« IL FAUT SAVOIR d’où l’on vient, pour savoir où l’on va. » Cette maxime de l’historien Fernand Braudel est devenue celle du musée de l’Assurance Maladie qui vient de fêter ses vingt ans. Une maxime pour le moins optimiste, car il n’est pas toujours facile de discerner où va notre assurance-maladie… Néanmoins, et c’est rassurant, son musée national sait parfaitement d’où elle vient.
Installé à Lormont, près de Bordeaux, dans un château du XIXe siècle, ce musée unique en son genre retrace l’histoire de la protection sociale en France. « Notre volonté est de faire passer le message de la nécessaire solidarité, entre les générations, entre les bien-portants et les malades, entre les chargés de familles et ceux qui ne le sont pas, explique Pierre Castro, président du Comité aquitain d’histoire de la sécurité sociale, qui gère ce musée militant. En ces temps de réforme des retraites, n’oublions pas les principes qui ont donné de petites retraites à des gens qui, avant 1945, n’en avaient pas. »
Des Romains à Colbert.
Riche de milliers de documents et objets venus d’une vingtaine de CPAM, ce musée nous entraîne dans un voyage aux sources de la solidarité, à travers d’étonnants témoignages historiques, comme cette stèle funéraire romaine du Ier siècle sur laquelle il est inscrit en latin que plusieurs amis d’un esclave décédé se sont cotisés pour payer ses funérailles.

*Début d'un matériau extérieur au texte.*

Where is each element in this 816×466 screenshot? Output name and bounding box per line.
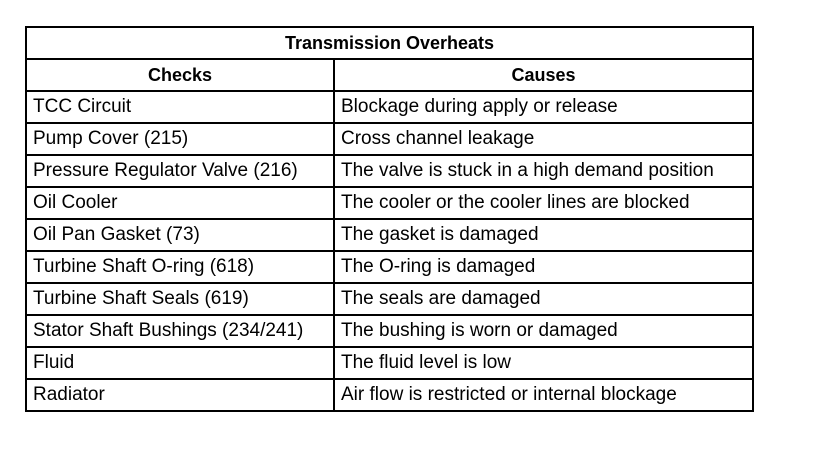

Plus loin, on découvre un extrait d’un traité maritime du XIIe siècle proposant des mesures de protection des marins contre les accidents du travail et l’invalidité. Une idée reprise par Henri IV octroyant remboursements médicaux et chirurgicaux aux mineurs et développée par Colbert (1673) organisant la protection sociale des marins de la Royale : hôpitaux, soins gratuits, pensions invalidité et vieillesse, financées sur la solde des marins.
Peine de mort pour médecins complaisants.
Suivent de nombreux documents, bannières, médailles, présentant l’essor des caisses d’entraide liées, sous l’Ancien régime, aux corporations. Avec la Révolution, l’assistance devient monopole d’État : nationalisation des hôpitaux, fourniture de travail au chômeurs, secours aux indigents… Mais déjà, l’État n’a pas les moyens de ses ambitions, et nombre de ces missions seront réduites ou confiées aux communes. Demeure cependant le rôle de l’hôpital lieu de soins et bientôt d’enseignement de la médecine, et celui des hospices pour enfants abandonnés, vieillards et infirmes. Mais les rigueurs révolutionnaires n’ont pas épargné les médecins. Pour preuve, ce décret de 1793 punissant de mort ceux qui produisent de faux certificats.
La visite s’oriente ensuite sur les expériences de charité et bienfaisance développées du XVIIIe au XXe siècles : le premier tiers-payant médical et pharmaceutique, offert en 1750, à tous les Portugais et Juifs de Bordeaux, par un riche armateur dont la fortune familiale est en partie tirée du commerce triangulaire.
Puis ce sont les institutions de prévoyance, les premières sociétés de secours mutuel, la première grande loi d’assistance sociale (1893) octroyant l’aide médicale gratuite... On découvre aussi le « Bateau soupe » créé à Bordeaux en 1912, où les pauvres pouvaient se restaurer et recevoir des soins médicaux gratuits.
Le musée présente l’évolution vers le régime obligatoire d’assurances sociales (1930) et la Sécurité sociale (1945). Une occasion de saluer Pierre Larroque (1907-1997), le père un peu oublié de notre Sécu, qui, dès 1943, au sein du Conseil national de la Résistance, en élabora les grands principes. Enfin, après quelques réformes (1960, 1967, 1996), le voyage s’achève avec la CMU (Couverture maladie universelle) et la carte Vitale.
Humour et reconstitution
Outre des documents présentés de façon un peu austère, le musée national de l’Assurance maladie propose quelques mises en situation où l’historique le dispute au drolatique : mannequins portant les uniformes très « kitsch » des hôtesses de la Sécurité sociale des années 1960 ou 1970 ; et, surtout, le bureau de paiement des années 1950 reconstitué dans le moindre détail, jusqu’à sa pointeuse et sa célèbre… pendule. On le voit, l’humour n’est pas absent de ce lieu, visité l’an passé par 4 000 personnes : scolaires, associations, sociétés savantes, clubs senior, mais très peu de professionnels de santé… Dommage, l’entrée est gratuite.
* Château Les Lauriers, 8, route de Carbon-Blanc, Lormont. Du lundi au vendredi, de 14 à 18 heures (groupes sur réservation). Entrée gratuite, visite guidée ou libre (audioguide). Tél. 05.56.06.19.88. Visite virtuelle : www.musee-assurance-maladie.com.